Luz – própria, Tudo o que existe

Beatriz Brum

01 Fevereiro | 16 Março, 2024

Obras

Press release

Luz – própria,

Tudo o que existe

BEATRIZ BRUM

 

Na Lua, a paisagem oferece uma imagem cardíaca da água a circular sob o solo lembrando corpos de pele muito fina e um meticuloso mapa azulado de vasos sanguíneos a enraizar pelo corpo-terra. As águas são opacas e os montes cristalinos. A luz do Sol atravessa abundantemente as montanhas transparentes de manhã e encontra as sombras nos rios e mares turvos durante a tarde.

 

A terminologia aplicada ao Espaço não escapa à organização binária do mundo distinguindo corpos luminosos de corpos iluminados. O Sol é um corpo luminoso que ilumina com a sua luz própria tudo o que o rodeia; ilumina também a Lua, um corpo iluminado.

 

Mas a distância entre dois corpos já são três,

Os corpos e a brisa que corre.

 

Há poucas imagens consensuais. Uma delas é a ideia de que não há pessoas iguais e que a cada ser humano se reserva uma combinação única de factores. Outra é que toda a gente vê o mesmo, o que resumiria a experiência humana a um conjunto de pessoas diferentes que vêem as mesmas coisas. A hegemonia da visão no desenvolvimento de verdade é a razão pela qual o registo de imagens é simultaneamente a base dos sistemas de vigilância e da construção de desejo. Em ambos os casos há imprecisões no processamento de imagem como as sombras nas câmaras de segurança ou as divisões escuras, dando a entender que há uma parte da vida que não se controla, que escapa, e se traduz numa energia de fé ou esperança pela possibilidade de falha e descanso da norma.

 

No Sol não há sombras. Nesta manhã de inverno soalheira a luz entra no ar e expande. É impossível abrir as pálpebras como se a luminosidade transbordasse a partícula onde entrou e enchesse o olho de uma lágrima gorda que abarrota a pálpebra inferior quase a ponto de verter. Quanto tempo aguentas? 3, 2, 1… caiu. Uff que alívio.

 

 Luz-Própria

Tudo o que existe é a segunda exposição individual de Beatriz Brum na Galeria Fonseca Macedo e marca um retorno ao papel como suporte protagonista naquilo que poderia ser um exercício de cartografia da vida luminosa.

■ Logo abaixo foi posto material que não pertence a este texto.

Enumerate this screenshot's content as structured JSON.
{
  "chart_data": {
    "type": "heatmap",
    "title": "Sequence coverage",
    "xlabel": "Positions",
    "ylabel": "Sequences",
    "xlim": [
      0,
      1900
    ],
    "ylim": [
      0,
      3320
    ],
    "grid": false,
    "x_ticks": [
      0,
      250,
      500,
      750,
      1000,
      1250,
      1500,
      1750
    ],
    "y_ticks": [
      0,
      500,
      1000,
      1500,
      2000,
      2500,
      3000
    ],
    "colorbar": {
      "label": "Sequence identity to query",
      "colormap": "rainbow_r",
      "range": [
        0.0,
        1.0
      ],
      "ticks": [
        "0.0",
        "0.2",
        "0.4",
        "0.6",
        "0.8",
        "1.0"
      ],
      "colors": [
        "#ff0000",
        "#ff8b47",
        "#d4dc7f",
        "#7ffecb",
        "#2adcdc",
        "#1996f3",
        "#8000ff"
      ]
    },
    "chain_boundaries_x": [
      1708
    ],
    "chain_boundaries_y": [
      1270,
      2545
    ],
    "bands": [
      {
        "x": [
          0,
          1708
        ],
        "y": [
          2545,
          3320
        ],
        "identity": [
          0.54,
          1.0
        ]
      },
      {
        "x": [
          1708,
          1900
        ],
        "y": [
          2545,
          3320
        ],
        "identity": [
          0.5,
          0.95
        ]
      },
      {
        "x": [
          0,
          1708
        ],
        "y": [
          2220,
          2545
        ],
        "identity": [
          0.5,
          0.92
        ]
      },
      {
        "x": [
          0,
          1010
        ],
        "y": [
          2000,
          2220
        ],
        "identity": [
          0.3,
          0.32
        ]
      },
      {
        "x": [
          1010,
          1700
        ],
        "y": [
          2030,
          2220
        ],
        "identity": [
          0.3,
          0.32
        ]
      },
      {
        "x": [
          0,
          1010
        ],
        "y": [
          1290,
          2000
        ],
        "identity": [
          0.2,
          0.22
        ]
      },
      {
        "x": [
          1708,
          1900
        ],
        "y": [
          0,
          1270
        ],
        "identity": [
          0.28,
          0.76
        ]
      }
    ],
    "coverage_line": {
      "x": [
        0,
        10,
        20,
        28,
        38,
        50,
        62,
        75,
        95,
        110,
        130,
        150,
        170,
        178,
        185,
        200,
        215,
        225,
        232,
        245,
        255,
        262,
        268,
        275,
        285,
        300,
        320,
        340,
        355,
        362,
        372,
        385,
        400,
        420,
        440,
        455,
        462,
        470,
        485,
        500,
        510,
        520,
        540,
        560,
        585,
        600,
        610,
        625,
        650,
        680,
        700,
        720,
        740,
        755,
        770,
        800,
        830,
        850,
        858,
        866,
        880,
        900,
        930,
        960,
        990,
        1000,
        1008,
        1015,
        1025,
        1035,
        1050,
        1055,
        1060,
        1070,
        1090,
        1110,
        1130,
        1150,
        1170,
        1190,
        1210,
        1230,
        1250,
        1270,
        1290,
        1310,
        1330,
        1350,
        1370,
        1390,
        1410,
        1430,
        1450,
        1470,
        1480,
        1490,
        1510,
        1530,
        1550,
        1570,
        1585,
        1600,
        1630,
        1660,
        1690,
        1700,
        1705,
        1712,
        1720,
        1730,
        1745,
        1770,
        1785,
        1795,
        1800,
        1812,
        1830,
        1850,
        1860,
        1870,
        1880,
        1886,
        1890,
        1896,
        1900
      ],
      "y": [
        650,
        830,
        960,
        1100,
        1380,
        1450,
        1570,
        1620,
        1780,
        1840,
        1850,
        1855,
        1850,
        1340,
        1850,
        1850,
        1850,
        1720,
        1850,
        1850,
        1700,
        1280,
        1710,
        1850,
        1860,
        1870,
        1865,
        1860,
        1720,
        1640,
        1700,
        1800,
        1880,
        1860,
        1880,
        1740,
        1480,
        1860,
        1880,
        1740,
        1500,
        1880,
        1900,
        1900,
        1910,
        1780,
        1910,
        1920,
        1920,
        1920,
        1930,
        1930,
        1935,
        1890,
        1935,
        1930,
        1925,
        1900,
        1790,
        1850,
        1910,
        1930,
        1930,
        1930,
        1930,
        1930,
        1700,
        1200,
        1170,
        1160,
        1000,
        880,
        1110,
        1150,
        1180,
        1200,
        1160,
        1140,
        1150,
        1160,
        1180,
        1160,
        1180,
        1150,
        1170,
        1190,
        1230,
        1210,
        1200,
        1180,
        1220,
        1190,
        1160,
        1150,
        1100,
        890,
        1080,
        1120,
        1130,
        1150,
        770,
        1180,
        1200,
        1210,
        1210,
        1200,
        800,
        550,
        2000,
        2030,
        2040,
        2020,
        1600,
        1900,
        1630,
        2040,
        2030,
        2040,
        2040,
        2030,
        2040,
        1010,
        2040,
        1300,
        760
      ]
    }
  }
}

O conjunto de desenhos que a artista apresenta continuam o seu pensamento sobre a luz e os seus limites plásticos através de uma proposta que extrema as possibilidades da iluminação a uma luminosidade quase total, própria. Brum pontua o espaço com uma sensibilidade tão cirúrgica quanto intuitiva na idealização de uma paisagem anímica singular, fonte de energia disponível para nutrição colectiva.

Os desenhos pretos, em contraste com o branco e o glitter presente em toda a sala, provocam um desejo intenso pela claridade e a abertura máxima. Como a sombra, estas obras sustentam a energia de fé que desbloqueia o usufruto do horizonte aberto, ilimitado e intemporal elevado pelo desenho mural e os desenhos brancos emoldurados. A escolha do papel como suporte companheiro define uma estrutura de segurança necessária ao arrojo da direcção, evidenciando e sustentando o espírito audaz da exposição.

 

Filipa da Rocha Nunes

Janeiro de 2024

 

Por vontade expressa da autora este texto não segue as regras do Acordo Ortográfico de 1990, atualmente em vigor.